In an era where sexuality and sexual freedom is celebrated, there is still a subject that everyone dances around: Masturbation and sexual pleasure (especially for women).
One of my very formative experiences was discovering masturbation. All throughout my life I thought it was gross and even my friends would also make fun of it too. In middle school, it’s just something that is always laughed at and those who do it are laughed at because of the shame and stigma behind it. But then one day at a sleepover, we all started talking about it and it turned out that my friends, who always made fun of masturbation, all did this so-called disgusting act. I realized, “oh my gosh, why have I been left out!” I felt like my whole life was a lie. Once we all started to have an open conversation about it, it seemed like a weight was lifted on my friends. After joking about it and putting it down for years, by admitting they actually masturbated it seemed like they were almost “coming out.” To be honest, the minute they all told me they did it, I was kind of intrigued. “How is everyone doing this and not me?

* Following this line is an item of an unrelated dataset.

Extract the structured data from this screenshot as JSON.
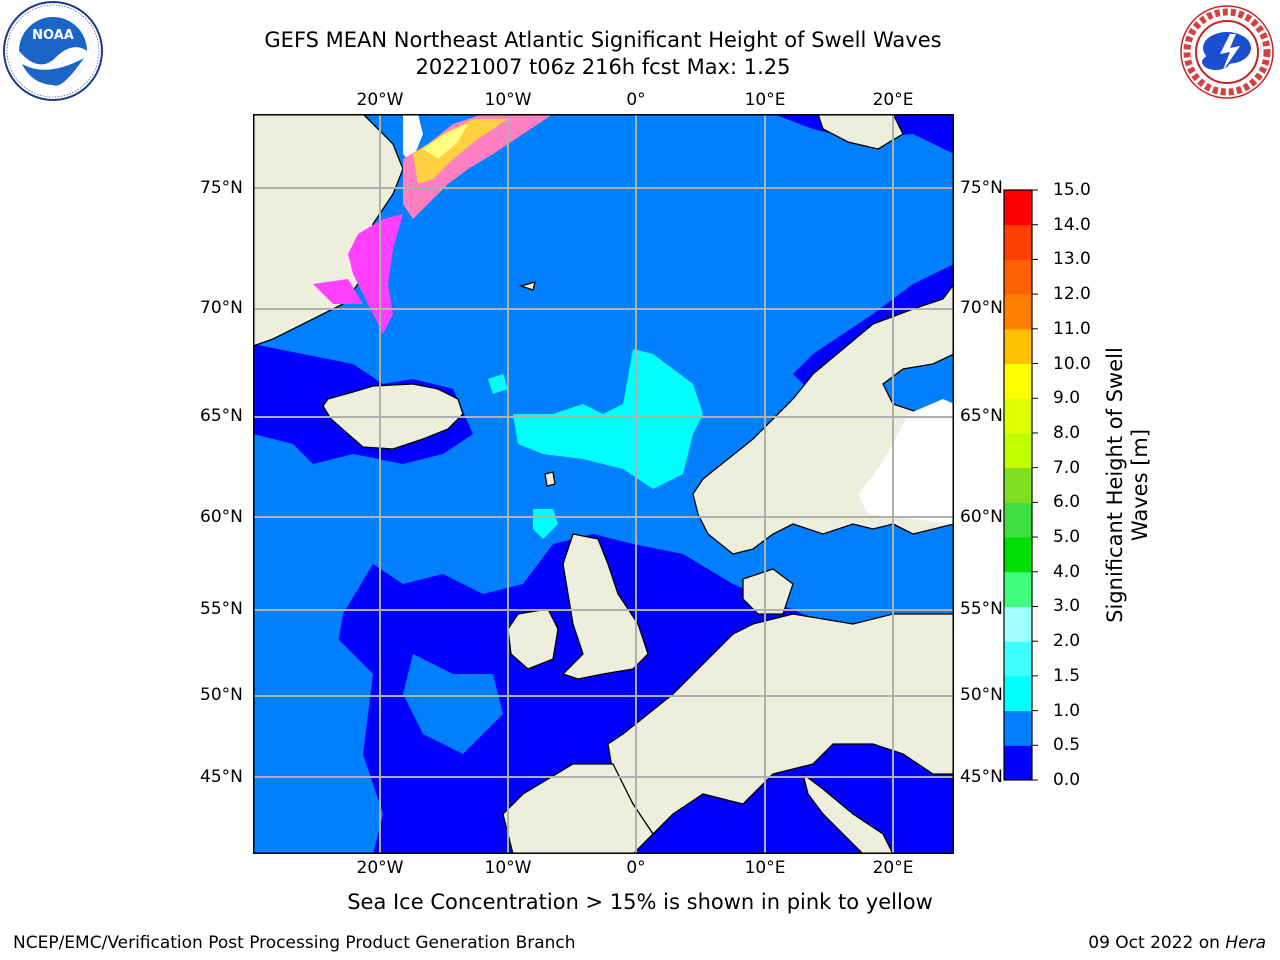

It must feel good! I have to get in on this!” But at the same time, I was very innocent didn’t know much about sex at all really. All I knew was how babies were made. In school they don’t really talk about the sexual pleasure part. That is something everyone is supposed to figure out on their own I suppose. Anyway, my friends suggested some types of porn to watch (for beginners haha) and they talked about clitoral stimulation vs fingering. I was 16 when I first learned that girls could masturbate and that it is fun and pleasurable and that a lot of women actually do it. I was also 16 when I tried it for the first time and I realized that this was pretty cool! Before that day I had never really touched myself down there to be honest. Even though no one had ever told me explicitly that “this is wrong!” I always felt like I would be doing something wrong by touching myself down there.
It’s strange because I’ve noticed that my male friends talk about masturbation very casually amongst themselves, they joke about it, but they also don’t lie about doing it. Girls on the other hand, we are extremely ashamed and embarrassed by the topic. And I really don’t know why! Being able to discover my own sexual power was truly game changing for me. I don’t need to rely on another person to make me feel good. It really prepared me for having a relationship. I am able to know what I like and communicate that with a partner so that I am also able to feel good in my sexual relationships. I know so many of my girl friends who participate in hookup culture but they have never had an orgasm. Those girls also happen to not masturbate. Coincidence? I think not! How are women supposed to feel good during intercourse if we don’t know what feels good and how to feel good?
My old fashioned mother claims that sex is mainly for men, it’s not as important to girls. But I disagree, I think if more women took the leap and tried exploring their own sexual pleasure, they could really change their whole perspective. I wish there wasn’t such a huge shame around sexual pleasure for women. Women participate in hook-up culture only to not even orgasm, what’s the point then? Is it just validation? If we can take control of our own orgasm then we can take control of our life and have the confidence to navigate a world where we are often objectified and treated as powerless. It’s time to shift the power dynamic folks.